Going by Khan’s statements in China regarding CPEC, as well as Umar’s statements on China not being responsible for Pakistan’s current economic woes, Beijing seems to have sent a firm message to the Pakistani government to avoid any public criticism of the project or general economic ties with China.

To help Pakistan save face, Beijing has of course offered assistance to bail it out from the current crisis. China has also stated that it would ensure that Pakistan benefits from CPEC. But it has largely hit back at criticisms as unfounded. The CGTN on November 4 carried a story titled “Anti-CPEC propaganda fails as Beijing wins Islamabad’s trust” while held that differences between both sides were being exaggerated.

Rather than reducing Pakistan’s dependence upon China, Khan’s recent visit has only increased it. Interestingly, it is not just the government – even sections of Pakistan’s strategic analysts seem to have no problem with the country’s increasing dependence upon Beijing. Successive governments have made earnest efforts to reduce Pakistan’s dependence upon external forces, but such attempts have been in vain so far and nothing is likely to change in the imminent future.

It is important to understand that China will deal with resentment and discontent arising from its “debt trap diplomacy” differently. In the case of Africa, where other countries (including Japan and India) are trying to increase their presence and local resentment is rising, Beijing is keen to give the impression that it is taking the misgivings of local populations seriously. This was evident not just from President Xi Jinping’s speech at the 2018 Forum for China-Africa Cooperation, but in a number of articles appearing recently in the Global Timeswhere there have been oblique calls for China to understand the local situation better.

Pakistan, on the other hand, is solely dependent upon China, and does not have too many options.
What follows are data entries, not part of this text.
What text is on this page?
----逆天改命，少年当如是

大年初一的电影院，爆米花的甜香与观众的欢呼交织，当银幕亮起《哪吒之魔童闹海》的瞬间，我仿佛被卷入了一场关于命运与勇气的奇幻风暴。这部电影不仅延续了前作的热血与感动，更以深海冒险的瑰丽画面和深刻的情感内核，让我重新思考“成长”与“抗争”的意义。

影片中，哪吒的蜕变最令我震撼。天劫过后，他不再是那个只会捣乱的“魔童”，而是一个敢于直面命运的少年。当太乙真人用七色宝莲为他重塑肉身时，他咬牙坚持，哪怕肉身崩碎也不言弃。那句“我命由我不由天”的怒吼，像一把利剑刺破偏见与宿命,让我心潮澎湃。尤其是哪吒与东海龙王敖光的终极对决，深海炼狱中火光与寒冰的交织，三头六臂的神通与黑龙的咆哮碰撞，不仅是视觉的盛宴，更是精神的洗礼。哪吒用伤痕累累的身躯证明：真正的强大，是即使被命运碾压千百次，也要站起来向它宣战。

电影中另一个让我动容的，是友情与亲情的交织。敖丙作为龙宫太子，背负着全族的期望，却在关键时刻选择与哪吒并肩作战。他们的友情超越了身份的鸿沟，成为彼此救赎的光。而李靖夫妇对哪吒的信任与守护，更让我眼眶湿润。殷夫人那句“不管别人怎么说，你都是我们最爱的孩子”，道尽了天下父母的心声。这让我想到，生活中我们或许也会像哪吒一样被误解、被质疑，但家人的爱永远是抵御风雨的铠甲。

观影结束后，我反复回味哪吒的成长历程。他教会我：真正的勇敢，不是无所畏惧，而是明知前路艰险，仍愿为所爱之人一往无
Ties with the United States remain particularly vexed. Foreign Minister Shah Mehmood Qureshi, during his visit to the United States in October 2018, urged the resumption of military aid to Pakistan but to little effect. Apart from this, the Pakistan army, which calls the shots in Islamabad, has close ties with Beijing.

In conclusion, Islamabad’s economic dependence upon Beijing is only likely to increase in the near future. Pakistan is not likely to be among those countries to raise the red flag against Beijing’s predatory economics. As long as Pakistan has no option but to seek economic support from China, to make the argument that skepticism vis-à-vis CPEC is misplaced is a bit of a stretch.

Tridivesh Singh Maini is a New Delhi-based policy analyst associated with the Jindal School of International Affairs, OP Jindal Global University, Sonipat.